The structure of an ISIS database, called "Field Definition Table", then "table field definition" in the jargon ISIS is stored in a text file with the extension " .fdt . In analyzing this file, one can easily determine the structure of the database. Biblio:: Isis is the module of choice for manipulating ISIS databases, it provides a function to read the table definition of fields, and So the following code is based on this module:

 #! / Usr / bin / env perl

use strict;
use warnings;

use Getopt:: Long;
use File:: Find:: Rule;
use Data:: Dumper;
use Encode qw (from_to);
use Spreadsheet:: WriteExcel;

my $ config = ();

my% save_functions = (
    Excel => \ & _save_excel,
    dump => \ & _dump_struct,
)

my $ fdt_struct = ();

GetOptions ($ config, 'database = s', 'file = s', 'save = s');

if (not exists $ config -> (

Duplicate of data during a migration

26 April, 15:18, by manu, machine translated from French

When migrating to an information system to another, one is often tempted to engage in an operation to improve quality. Although this is a project in itself, this may be the "right time", provided that we have the resources to do so. Human Resources, of course, but we must also have enough time to be able to develop a methodology able to guarantee us a better quality.

This year some students have embarked on this adventure for their graduation work with the migration of library catalogs. And a special problem was quickly placed with the presence of duplicates in the lists of authority. Catalogs are excellent venues to measure the creativity of the human mind can not follow the rules ;-)

Thus, in a library catalog, we have a list of publishers for example, and depending on the creativity of cataloguers, but also the amount of people involved in the management of these publishers, we will find more or fewer variants :

  • Ed O'Reilly
  • O'Reilly;
  • O'Reilly
  • E. O'Reilly
  • etc..

The ideal would therefore be able to find any duplicates, and replace them with the correct form. But how to find all these duplicates? Without computers, the task is tedious:

  1. browse the list of authority;
  2. establish a list of duplicates;
  3. make the choice of either "correct";
  4. make all necessary changes.

Faced with such situations, my first instinct is often to determine what I can computerize, and even automate.

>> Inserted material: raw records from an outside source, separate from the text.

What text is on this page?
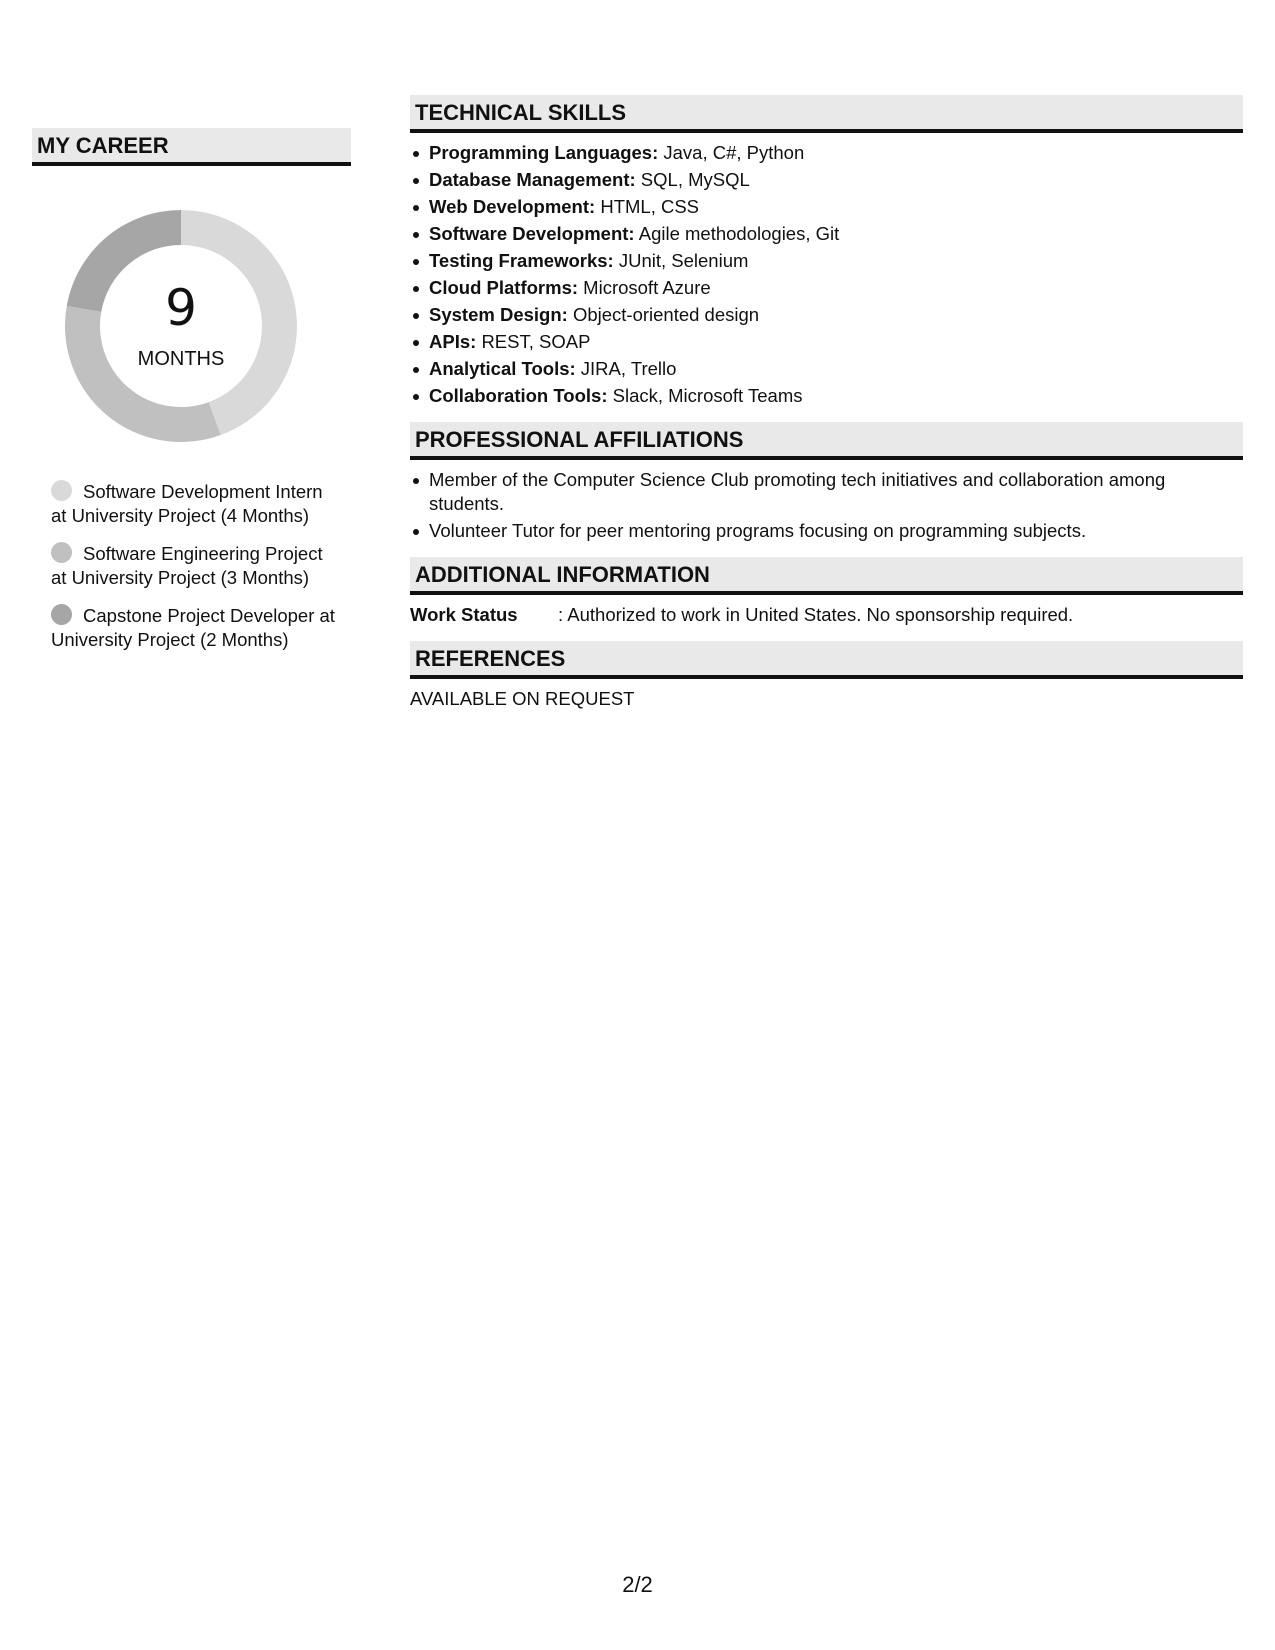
MY CAREER
9
MONTHS
Software Development Intern at University Project (4 Months)
Software Engineering Project at University Project (3 Months)
Capstone Project Developer at University Project (2 Months)
TECHNICAL SKILLS
Programming Languages: Java, C#, Python
Database Management: SQL, MySQL
Web Development: HTML, CSS
Software Development: Agile methodologies, Git
Testing Frameworks: JUnit, Selenium
Cloud Platforms: Microsoft Azure
System Design: Object-oriented design
APIs: REST, SOAP
Analytical Tools: JIRA, Trello
Collaboration Tools: Slack, Microsoft Teams
PROFESSIONAL AFFILIATIONS
Member of the Computer Science Club promoting tech initiatives and collaboration among students.
Volunteer Tutor for peer mentoring programs focusing on programming subjects.
ADDITIONAL INFORMATION
Work Status : Authorized to work in United States. No sponsorship required.
REFERENCES
AVAILABLE ON REQUEST
2/2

In this case, it would be ideal to get a list of "possible duplicates", ie, expressions that close enough for us to put a flea in his ear. In this case, the computer offers several techniques:

  • an algorithm to compute the Levenshtein distance , that is to say, the number of elementary operations to move a word to a word P M, based on this algorithm, we will be able to compare each entry in the list authority with the rest of that, and keep the items which the Levenshtein distance is not important (this threshold is obviously set as the mesh size of nets), of course, this algorithm is available on CPAN: Text :: Levenshtein for a version in Perl, and Text:: LevenshteinXS for a version in C;
  • other techniques derived from the previous exist, for example using the algorithm hiding behind agrep , a grep to make approximations in the investigations to strings, there is a Perl module that reproduces this behavior: String:: Approx (this is also an XS module, thus based on C).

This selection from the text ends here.